Big Data in Radiology: Friend or Foe?
Big Data in Radiology: Friend or Foe?
Big data need not be just a buzzword in today’s radiology departments. At ECR 2016, Bruce J. Hillman, MD, proved that big data is already a successful, and threatening, part of medical imaging.
Some opportunities for big data to shine include: better understanding of patient preferences, efficient clinical pathways, quality assurance, and benchmark and compare work within the department, Hillman said.
Some smaller organizations are already helping organizations improve with big data analytics.
Montage Healthcare Solutions provides software for data mining and analytics specifically for radiology.
“Montage Health has developed a collaborative research network with clients of mostly hospitals and health systems,” Hillman said. “They have linked together 500 imaging providers for roughly 200 million radiology reports.”
The ability to reference this data allows Montage to conduct quality assurance, and identify population health and efficiency issues. Even more important, is that they can compare this data within an institution or across many institutions.
“Let’s say a negative quality indicator is the words ‘cannot exclude’ in a radiology report,” Hillman said. He cited an example of a report that showed every radiologist, within an organization or within a group of organizations, and how often one of their reports used the words “cannot exclude.”
“This is a very good example of using that network of 500 providers to help benchmark and also provide information as to who really needs improvement,” he said.
Zebra Medical Vision
Zebra Medical Vision wants to improve care with machine learning and computer vision tools.
It is globally linked to a number of institutions and provides researchers with open access to a large number of medical images linked to reports and some clinical data, Hillman explained.
“They are, in essence, a foundation for developing new algorithms to do big data analytics,” he said. “The goal is to develop predictive models and personalized medicine that will help us do things like supplant gross screening, as we do now, with informed surveillance, and perhaps detect disease earlier for better treatment.”
While a business’s approach to big data can be seen as a way to improve health care, other approaches can feel threatening.
Montage and Zebra are big data small businesses, but IBM is big data big business, Hillman said.
IBM has taken on the grand challenge of wanting to reinvent health care. They want to take their Watson computer platform, the one that challenged and defeated both the longest-running champion, Ken Jennings, and greatest money winner, Brad Rutter, on Jeopardy!
For those that are skeptical that Watson can read and diagnose images, Hillman explained how Watson prepared for Jeopardy!
“In Jeopardy! they used natural language and taught Watson to link bits of data in rational ways,” Hillman said.
In Jeopardy! the player is presented with an answer to which they need to form the proper question. Hillman explained that when an answer appeared, Watson generated up to 100 possible questions and then used a scoring algorithm to rate those answers in order of likelihood. To discourage Watson from buzzing in with the wrong question and therefore having money subtracted, Watson was taught to determine its best answer in terms of likelihood and then to consider the status of both his situation in terms of cash won and that of the competitors, and to use that information to determine whether he should buzz in or not.

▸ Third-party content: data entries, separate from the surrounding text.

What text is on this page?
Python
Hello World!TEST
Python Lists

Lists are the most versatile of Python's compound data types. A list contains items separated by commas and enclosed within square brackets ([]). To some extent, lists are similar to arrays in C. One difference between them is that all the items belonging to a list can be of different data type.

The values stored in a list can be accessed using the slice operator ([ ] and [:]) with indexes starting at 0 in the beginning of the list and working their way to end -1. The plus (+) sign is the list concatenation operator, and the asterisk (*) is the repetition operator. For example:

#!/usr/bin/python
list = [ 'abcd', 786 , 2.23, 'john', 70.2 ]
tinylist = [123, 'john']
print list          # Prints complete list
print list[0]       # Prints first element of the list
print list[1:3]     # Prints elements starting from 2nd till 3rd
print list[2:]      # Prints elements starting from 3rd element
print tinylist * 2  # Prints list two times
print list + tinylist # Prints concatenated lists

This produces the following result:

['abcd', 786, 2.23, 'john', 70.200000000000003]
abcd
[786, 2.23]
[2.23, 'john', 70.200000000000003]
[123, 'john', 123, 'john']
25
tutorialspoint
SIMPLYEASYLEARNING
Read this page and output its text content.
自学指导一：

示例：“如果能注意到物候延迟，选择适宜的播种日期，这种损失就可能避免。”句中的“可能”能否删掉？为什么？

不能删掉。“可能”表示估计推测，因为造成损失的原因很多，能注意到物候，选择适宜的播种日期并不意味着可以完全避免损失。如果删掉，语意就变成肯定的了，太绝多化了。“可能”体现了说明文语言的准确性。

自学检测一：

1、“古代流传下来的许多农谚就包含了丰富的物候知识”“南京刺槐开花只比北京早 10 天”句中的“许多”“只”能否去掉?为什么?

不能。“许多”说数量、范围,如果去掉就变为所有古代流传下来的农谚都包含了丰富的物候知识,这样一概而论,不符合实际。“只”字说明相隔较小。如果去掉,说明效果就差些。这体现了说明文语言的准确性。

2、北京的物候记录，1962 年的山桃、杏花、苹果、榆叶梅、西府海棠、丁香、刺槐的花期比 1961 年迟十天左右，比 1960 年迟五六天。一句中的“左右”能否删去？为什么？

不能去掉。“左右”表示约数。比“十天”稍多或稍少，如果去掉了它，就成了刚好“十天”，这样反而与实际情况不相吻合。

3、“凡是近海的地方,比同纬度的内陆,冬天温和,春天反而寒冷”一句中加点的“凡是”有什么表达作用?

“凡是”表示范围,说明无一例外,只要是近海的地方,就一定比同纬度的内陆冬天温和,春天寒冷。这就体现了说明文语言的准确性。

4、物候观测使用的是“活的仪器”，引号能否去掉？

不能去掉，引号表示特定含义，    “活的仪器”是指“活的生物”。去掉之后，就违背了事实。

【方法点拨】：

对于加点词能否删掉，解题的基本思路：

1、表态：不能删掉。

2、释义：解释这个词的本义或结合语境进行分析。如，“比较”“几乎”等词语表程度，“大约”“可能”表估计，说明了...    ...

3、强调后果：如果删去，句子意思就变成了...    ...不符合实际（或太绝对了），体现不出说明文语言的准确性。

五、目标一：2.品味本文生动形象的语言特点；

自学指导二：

“You can see, [teaching Code Name: Avicenna to read images] is not such a difficult challenge when they’ve done something like they did for Jeopardy!” Hillman said.
IBM adamantly claims that Code Name: Avicenna is about helping humans work with machines to better understand the massive amounts of information needed to make medical decisions, Hillman said.
“What Watson could do to help radiologists is assess the appropriateness of a referral in an instant, or select from 1500 images just the ones that are the most meaningful, act as a 2nd reader, a basic CAD, suggest a differential diagnosis, and suggest follow-up tests,” he said. “It sounds a lot like what radiologists do.”
Watson has a number of virtues that would say maybe we should let it work as radiologists, Hillman said. “It’s absolutely indefatigable, it doesn’t complain, it accepts uncertainty, whereas many humans have a lot of trouble with [uncertainty], it has virtually limitless memory, and it learns from its mistakes.”
On the radiologist’s side, however, might just be Watson’s cost, a criticism usually made against radiologists.
“As expensive as radiologists are at this point in time, Watson may be more expensive,” Hillman said. “There may be a lot of problems with confidentiality, regulatory approval, reimbursement, and who do you sue if Watson makes a mistake? IBM?”
Regardless, IBM and a small army of smaller organizations are working on big data.
Hillman has no doubt that machines will be doing at least part of the radiologist’s job in the next 5-10 years. He cited two possible pathways for the future: one in which technology completely disrupts the classical sense of radiology and changes the whole business, who does it, and who gets paid for it. The alternative is to use the systems to work jointly with humans to improve value overall.
“It’s up to us,” Hillman said. “We have given up a great deal of what our job used to represent in the favor of incentives to do more and get paid more, basically as shadow readers…we have to redefine ourselves as consultants once again.”
Radiologists need to become patient advocates, mediators of computer diagnoses and treatments, he said.
“I have no doubt that medical imaging is going to survive, the question is will we be participants ten years down the line?”